Vannacci rivendica di rappresentare la vera destra: ritorna al vecchio schema di cotonico di destra e sinistra, altro che alternativa!
Vannacci parte piuttosto male con il suo nuovo partitino
Come ampiamente prevedibile, parte piuttosto male il neofondato partito del generale Vannacci, autore del controverso saggio sul mondo al contrario e ora esule dalla Lega di Salvini. Dico che parte piuttosto male, poiché come prima mossa rivendica il proprio essere di destra e, di più, di rappresentare la vera destra, a differenza naturalmente della lega di Salvini, accusata di tradimento. Più precisamente, Salvini e Vannacci si stanno reciprocamente accusando di tradimento, dando luogo a un teatrino pietoso degno del livello rasoterra della politica italiana, politica italiana presso la quale non si dibatte mai dei temi fondamentali ma solo di idiozie e di accuse reciproche. Sia quel che sia, proviamo sinceramente pietà per i tanti capita insanabilia che ancora si illudono che il partito del generale possa rappresentare l'alternativa: costoro si meritano altri cent'anni di Mario Draghi e di Meloni, di Elly Schlein e di Salvini.
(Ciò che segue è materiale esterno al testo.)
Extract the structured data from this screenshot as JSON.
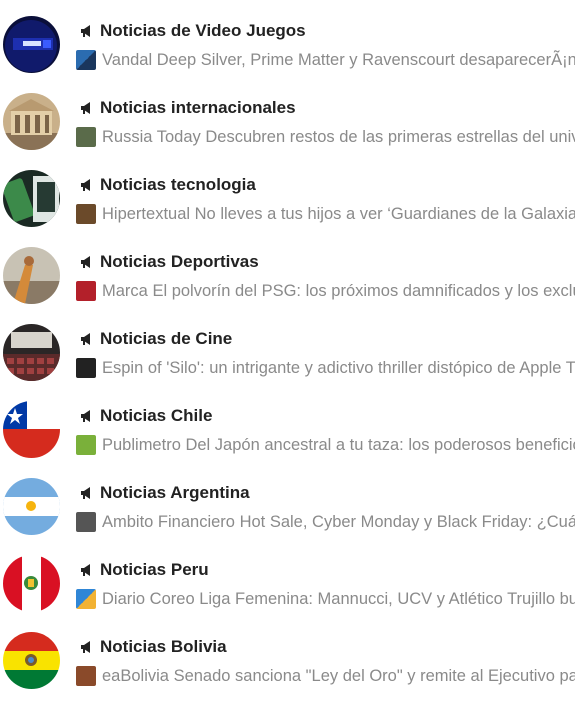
{
  "items": [
    {
      "title": "Noticias de Video Juegos",
      "source": "Vandal",
      "headline": "Deep Silver, Prime Matter y Ravenscourt desaparecerÃ¡n"
    },
    {
      "title": "Noticias internacionales",
      "source": "Russia Today",
      "headline": "Descubren restos de las primeras estrellas del universo"
    },
    {
      "title": "Noticias tecnologia",
      "source": "Hipertextual",
      "headline": "No lleves a tus hijos a ver ‘Guardianes de la Galaxia"
    },
    {
      "title": "Noticias Deportivas",
      "source": "Marca",
      "headline": "El polvorín del PSG: los próximos damnificados y los excluidos"
    },
    {
      "title": "Noticias de Cine",
      "source": "Espin of",
      "headline": "'Silo': un intrigante y adictivo thriller distópico de Apple TV+"
    },
    {
      "title": "Noticias Chile",
      "source": "Publimetro",
      "headline": "Del Japón ancestral a tu taza: los poderosos beneficios"
    },
    {
      "title": "Noticias Argentina",
      "source": "Ambito Financiero",
      "headline": "Hot Sale, Cyber Monday y Black Friday: ¿Cuál"
    },
    {
      "title": "Noticias Peru",
      "source": "Diario Coreo",
      "headline": "Liga Femenina: Mannucci, UCV y Atlético Trujillo buscan"
    },
    {
      "title": "Noticias Bolivia",
      "source": "eaBolivia",
      "headline": "Senado sanciona \"Ley del Oro\" y remite al Ejecutivo para"
    }
  ],
  "icons": {
    "category": "megaphone-icon",
    "avatars": [
      "video-games-icon",
      "international-icon",
      "technology-icon",
      "sports-icon",
      "cinema-icon",
      "chile-flag-icon",
      "argentina-flag-icon",
      "peru-flag-icon",
      "bolivia-flag-icon"
    ]
  },
  "colors": {
    "title": "#222222",
    "subtitle": "#8a8a8a"
  }
}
Il generale non soltanto è liberista e atlantista (altro che alternativa all'ordine dominante!), ma come prima mossa riafferma lo schema dicotomico di destra e sinistra che, come abbiamo mostrato nel nostro studio "Demofobia", corrisponde alla mappa tolemaica con la quale i dominanti vogliono che continuiamo a orientarci di modo che mai prendiamo coscienza del fatto che oggi la contrapposizione è tra il basso dei dominati e l’alto dei dominanti e che destra e sinistra rappresentano ugualmente l'interesse dell'alto contro il basso. Se ancora non volete capire che il partito del generale non rappresenta l'alternativa ma soltanto l'ennesima variante del Partito Unico del capitale siete irrecuperabili e indegni di essere elevati al rango di interlocutori filosofico-politici.